Running MongoDB in a Docker container is a great way to get started with MongoDB.

  1. Pull the MongoDB Image:

    docker pull mongo:latest
  2. Run the MongoDB Container:

    docker run --name some-mongo -d mongo:latest

    This command starts a new container named some-mongo and runs it in detached mode.

  3. Connect to the Container:

    docker exec -it some-mongo mongosh

Kubernetes Deployment

Deploying MongoDB on Kubernetes can be done using a StatefulSet to ensure that the data is persisted and the pods have stable identities. For production environments, using the MongoDB Enterprise Kubernetes Operator is recommended.

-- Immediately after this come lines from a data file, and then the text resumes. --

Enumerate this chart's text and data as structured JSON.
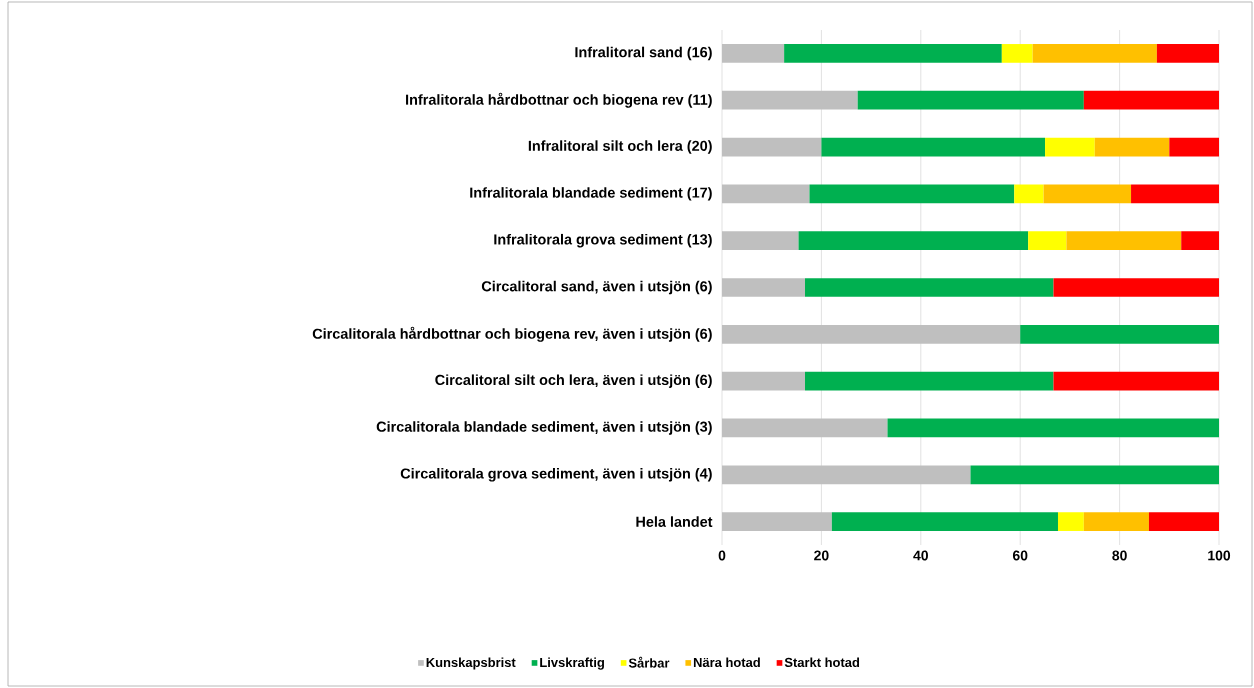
{
  "chart_data": {
    "type": "bar",
    "orientation": "horizontal",
    "stacked": true,
    "categories": [
      "Infralitoral sand (16)",
      "Infralitorala hårdbottnar och biogena rev (11)",
      "Infralitoral silt och lera (20)",
      "Infralitorala blandade sediment (17)",
      "Infralitorala grova sediment (13)",
      "Circalitoral sand, även i utsjön (6)",
      "Circalitorala hårdbottnar och biogena rev, även i utsjön (6)",
      "Circalitoral silt och lera, även i utsjön (6)",
      "Circalitorala blandade sediment, även i utsjön (3)",
      "Circalitorala grova sediment, även i utsjön (4)",
      "Hela landet"
    ],
    "series": [
      {
        "name": "Kunskapsbrist",
        "color": "#bfbfbf",
        "values": [
          12.5,
          27.3,
          20,
          17.6,
          15.4,
          16.7,
          60,
          16.7,
          33.3,
          50,
          22.1
        ]
      },
      {
        "name": "Livskraftig",
        "color": "#00b050",
        "values": [
          43.8,
          45.5,
          45,
          41.2,
          46.2,
          50,
          40,
          50,
          66.7,
          50,
          45.5
        ]
      },
      {
        "name": "Sårbar",
        "color": "#ffff00",
        "values": [
          6.2,
          null,
          10,
          5.9,
          7.7,
          null,
          null,
          null,
          null,
          null,
          5.2
        ]
      },
      {
        "name": "Nära hotad",
        "color": "#ffc000",
        "values": [
          25,
          null,
          15,
          17.6,
          23.1,
          null,
          null,
          null,
          null,
          null,
          13.1
        ]
      },
      {
        "name": "Starkt hotad",
        "color": "#ff0000",
        "values": [
          12.5,
          27.2,
          10,
          17.7,
          7.6,
          33.3,
          null,
          33.3,
          null,
          null,
          14.1
        ]
      }
    ],
    "xlim": [
      0,
      100
    ],
    "xticks": [
      0,
      20,
      40,
      60,
      80,
      100
    ],
    "grid": "x",
    "legend": "bottom"
  }
}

  1. Create a Headless Service:

    apiVersion: v1
    kind: Service
    metadata:
    name: mongo
    spec:
    selector:
    app: mongo
    ports:
    - port: 27017
    targetPort: 27017
    clusterIP: None
  2. Create a StatefulSet:

    apiVersion: apps/v1
    kind: StatefulSet
    metadata:
    name: mongo
    spec:
    serviceName: "mongo"
    replicas: 3
    selector:
    matchLabels:
    app: mongo
    template:
    metadata:
    labels:
    app: mongo
    spec:
    containers:
    - name: mongo
    image: mongo:latest
    ports:
    - containerPort: 27017
    volumeMounts:
    - name: mongo-persistent-storage
    mountPath: /data/db
    volumeClaimTemplates:
    - metadata:
    name: mongo-persistent-storage
    spec:
    accessModes: ["ReadWriteOnce"]
    resources:
    requests:
    storage: 10Gi

Configuration and Tuning

  • Configuration File: The main configuration file for MongoDB is mongod.conf. The location of this file varies, but it is typically found in /etc/mongod.conf.
  • Key Configuration Options:
    • storage.wiredTiger.engineConfig.cacheSizeGB: This setting controls the amount of memory that WiredTiger (the default storage engine) uses for its cache. It should be set to 50-60% of the available RAM.
    • net.maxIncomingConnections: This setting controls the maximum number of concurrent connections.
  • Tuning:
    • Indexing: Create indexes on fields that are frequently queried to improve query performance.
    • Sharding: For very large datasets, you can use sharding to distribute the data across multiple servers.
    • Monitoring: Use MongoDB's built-in monitoring tools, such as mongostat and mongotop, or external monitoring solutions like MongoDB Atlas Monitoring or Prometheus with the mongodb_exporter.